Millar credits stepdancer Michael Flatley and the cast of Riverdance for the original Celtic revival. Before the Irish song-and-dance showcase reached maximum exposure in the 1990s, the traditional music of Scotland and Ireland was largely kept to the fringes of the music industry, despite its chart dominance during the 1960s and ’70s.

“That really got young people involved,” Millar said of Riverdance. “Before that, Celtic music was maybe just us, The Clancy Brothers and The Chieftains.”

Touring for The Irish Rovers will slow down eventually. Millar is 76, and though he’s in good health, “it’s really difficult to fly around,” he said. The nature of the group has changed, too. Several longtime members have died, and his brother, Will Millar, has not been a member of the group since 1995. The brothers have recently reconciled, Millar said, after years of not speaking.

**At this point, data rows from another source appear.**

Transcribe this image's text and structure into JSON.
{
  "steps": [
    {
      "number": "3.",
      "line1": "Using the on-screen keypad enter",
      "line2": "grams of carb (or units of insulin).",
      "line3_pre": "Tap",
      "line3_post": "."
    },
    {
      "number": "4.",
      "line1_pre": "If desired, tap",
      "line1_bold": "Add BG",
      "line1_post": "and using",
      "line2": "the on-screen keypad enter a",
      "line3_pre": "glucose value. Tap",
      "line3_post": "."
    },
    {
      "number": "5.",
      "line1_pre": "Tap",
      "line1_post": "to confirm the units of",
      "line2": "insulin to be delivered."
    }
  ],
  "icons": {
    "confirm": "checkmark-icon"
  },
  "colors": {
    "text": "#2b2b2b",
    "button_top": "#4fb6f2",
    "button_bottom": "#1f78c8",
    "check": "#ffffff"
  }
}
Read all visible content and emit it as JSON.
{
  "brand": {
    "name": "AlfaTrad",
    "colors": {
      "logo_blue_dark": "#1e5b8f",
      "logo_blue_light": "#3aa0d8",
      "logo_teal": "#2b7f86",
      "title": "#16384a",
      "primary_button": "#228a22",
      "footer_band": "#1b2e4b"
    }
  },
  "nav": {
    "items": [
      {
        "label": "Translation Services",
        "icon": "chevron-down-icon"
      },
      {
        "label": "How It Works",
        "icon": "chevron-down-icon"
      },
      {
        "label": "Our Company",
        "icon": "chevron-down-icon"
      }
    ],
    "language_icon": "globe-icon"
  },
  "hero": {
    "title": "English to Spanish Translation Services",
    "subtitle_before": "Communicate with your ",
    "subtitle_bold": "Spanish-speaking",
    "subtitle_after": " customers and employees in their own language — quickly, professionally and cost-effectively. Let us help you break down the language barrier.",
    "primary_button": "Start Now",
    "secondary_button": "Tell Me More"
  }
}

“He and I are talking again,” George Millar said. “We had a falling out, as brothers tend to do, but we are now laughing at each other and saying, ‘Why were we fighting?’ ”

This news is liable to send longtime fans scurrying for further information on the topic, once it has been made public, but George Millar is tempering expectations. A bout with cancer has made singing an issue for Will Millar, so a long-awaited reunion is not possible.

“Even if he could sing, I would doubt very much that he would want to travel. Having said that, he still plays the tin whistle and mandolin, so there’s no reason he couldn’t come to Nanaimo and put some stuff on our new CD.”